A set $A$ is balanced if and only if $\alpha A \subseteq A$ for any scalar $\alpha \in [-1,1].$
conv$A = \{ \lambda a + (1-\lambda)b: a,b\in A, \lambda \in [0,1] \}.$
Show that if $A$ is a balanced subset of a vector space $V,$ then $\text{conv}(A)$ is balanced.
My attempt: Let $x \in \text{conv}(A)$ and $\lambda \in [-1,1].$ By the definition of $\text{conv}(A),$ there exists $\mu \in [0,1],$ $a,b\in A$ such that $x = \mu a + (1-\mu)b.$ It follows that $\lambda x = \lambda \mu a + \lambda (1-\mu) b.$ Since $\lambda \mu, \lambda (1-\mu) \in [-1,1],$ we have $\lambda x \in \text{conv}(A).$
Question: Where did I use the condition that $A$ is balanced?

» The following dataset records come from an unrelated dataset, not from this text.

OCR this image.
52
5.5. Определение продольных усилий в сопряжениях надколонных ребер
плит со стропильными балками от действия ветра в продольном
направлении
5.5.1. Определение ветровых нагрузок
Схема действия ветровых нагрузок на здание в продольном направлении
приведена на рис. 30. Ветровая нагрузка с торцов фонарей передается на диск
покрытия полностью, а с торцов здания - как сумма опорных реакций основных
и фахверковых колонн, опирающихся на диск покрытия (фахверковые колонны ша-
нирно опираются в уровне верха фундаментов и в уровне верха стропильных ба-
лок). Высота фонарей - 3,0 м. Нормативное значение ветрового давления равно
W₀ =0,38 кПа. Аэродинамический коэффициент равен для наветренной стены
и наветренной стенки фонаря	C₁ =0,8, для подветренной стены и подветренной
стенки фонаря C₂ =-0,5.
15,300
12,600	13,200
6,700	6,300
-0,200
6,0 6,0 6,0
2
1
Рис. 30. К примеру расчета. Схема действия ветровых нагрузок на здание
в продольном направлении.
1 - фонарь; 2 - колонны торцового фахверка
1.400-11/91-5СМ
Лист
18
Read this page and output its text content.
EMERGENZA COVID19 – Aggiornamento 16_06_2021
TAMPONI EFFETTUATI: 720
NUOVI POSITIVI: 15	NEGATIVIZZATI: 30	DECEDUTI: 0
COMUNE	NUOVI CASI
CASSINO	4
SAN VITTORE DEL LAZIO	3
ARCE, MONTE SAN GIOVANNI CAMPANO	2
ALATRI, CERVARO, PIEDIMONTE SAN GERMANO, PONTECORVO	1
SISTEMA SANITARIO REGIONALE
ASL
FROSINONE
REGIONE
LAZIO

Let $x\in $Conv$A.$ Then there are $a,b\in A$ such that $x=ta+(1-t)b$ for $0\le t\le 1.$
If $-1\le \lambda\le 1$ we have then $\lambda x=t\lambda a+(1-t)\lambda b.$
But $A$ is balanced so $\lambda a,\lambda b\in A,\ $ which implies that $\lambda x\in $Conv$A$ and so Conv$A$ is balanced.